Tak ingin jejak digital itu hilang, seorang pemilik akun lainnya melakukan tangkapan layar atas komentar, dan diunggah di akun Facebook Sartika Dewi pada Kamis siang. Disertai dengan tulisan 'Beberapa hari ini diam saja melihat wall fb berisikan pendapat netizen yg maha benar terkait aksinya mahasiswa uir. Karna ku pikir itu hak masing2 untuk berpendapat. Tapi kalau sudah seperti ini melecehkan UIR harus ditindak lanjuti. Karna sudah kelewatan. Mana suaramu wahai almamater'.

Status ini diunggah Sartika dan dibagikan kepada beberapa nama mahasiswa UIR. Namun tak lama setelah komentar ujaran kebencian itu diunggah, akun milik Eka Octaviyani tak ditemukan lagi di pencarian Facebook. 

Menindaklanjuti hal tersebut, perwakilan mahasiswa UIR Zamroni, langsung melaporkan akun Eka Octaviyani ke Direktorat Reserse Kriminal Khusus (Ditreskrimsus) Polda Riau, Kamis (13/9) lalu.
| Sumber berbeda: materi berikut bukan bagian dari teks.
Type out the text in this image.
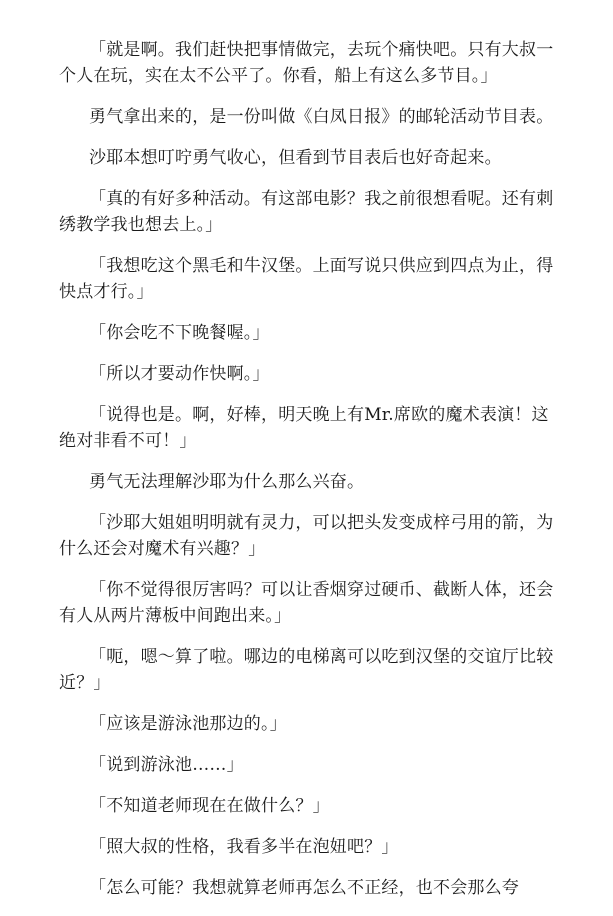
「就是啊。我们赶快把事情做完，去玩个痛快吧。只有大叔一个人在玩，实在太不公平了。你看，船上有这么多节目。」

勇气拿出来的，是一份叫做《白凤日报》的邮轮活动节目表。

沙耶本想叮咛勇气收心，但看到节目表后也好奇起来。

「真的有好多种活动。有这部电影？我之前很想看呢。还有刺绣教学我也想去上。」

「我想吃这个黑毛和牛汉堡。上面写说只供应到四点为止，得快点才行。」

「你会吃不下晚餐喔。」

「所以才要动作快啊。」

「说得也是。啊，好棒，明天晚上有Mr.席欧的魔术表演！这绝对非看不可！」

勇气无法理解沙耶为什么那么兴奋。

「沙耶大姐姐明明就有灵力，可以把头发变成梓弓用的箭，为什么还会对魔术有兴趣？」

「你不觉得很厉害吗？可以让香烟穿过硬币、截断人体，还会有人从两片薄板中间跑出来。」

「呃，嗯～算了啦。哪边的电梯离可以吃到汉堡的交谊厅比较近？」

「应该是游泳池那边的。」

「说到游泳池……」

「不知道老师现在在做什么？」

「照大叔的性格，我看多半在泡妞吧？」

「怎么可能？我想就算老师再怎么不正经，也不会那么夸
Dalam laporan itu, pemilik akun Eka Octaviyani disangka bersalah dan dijerat Undang-Undang (UU) ITE Nomor 19 Tahun 2016 atas perubahan UU Nomor 11 Tahun 2008. Dalam Pasal 28, terlapor bisa dikenakan sanksi hukuman enam tahun penjara dan denda Rp1 miliar.

Dalam aturan itu dinyatakan pelanggaran ITE dengan menyebarluaskan informasi tujuan permusuhan dan rasa kebencian terhadap golongan, individu yang berbentuk SARA.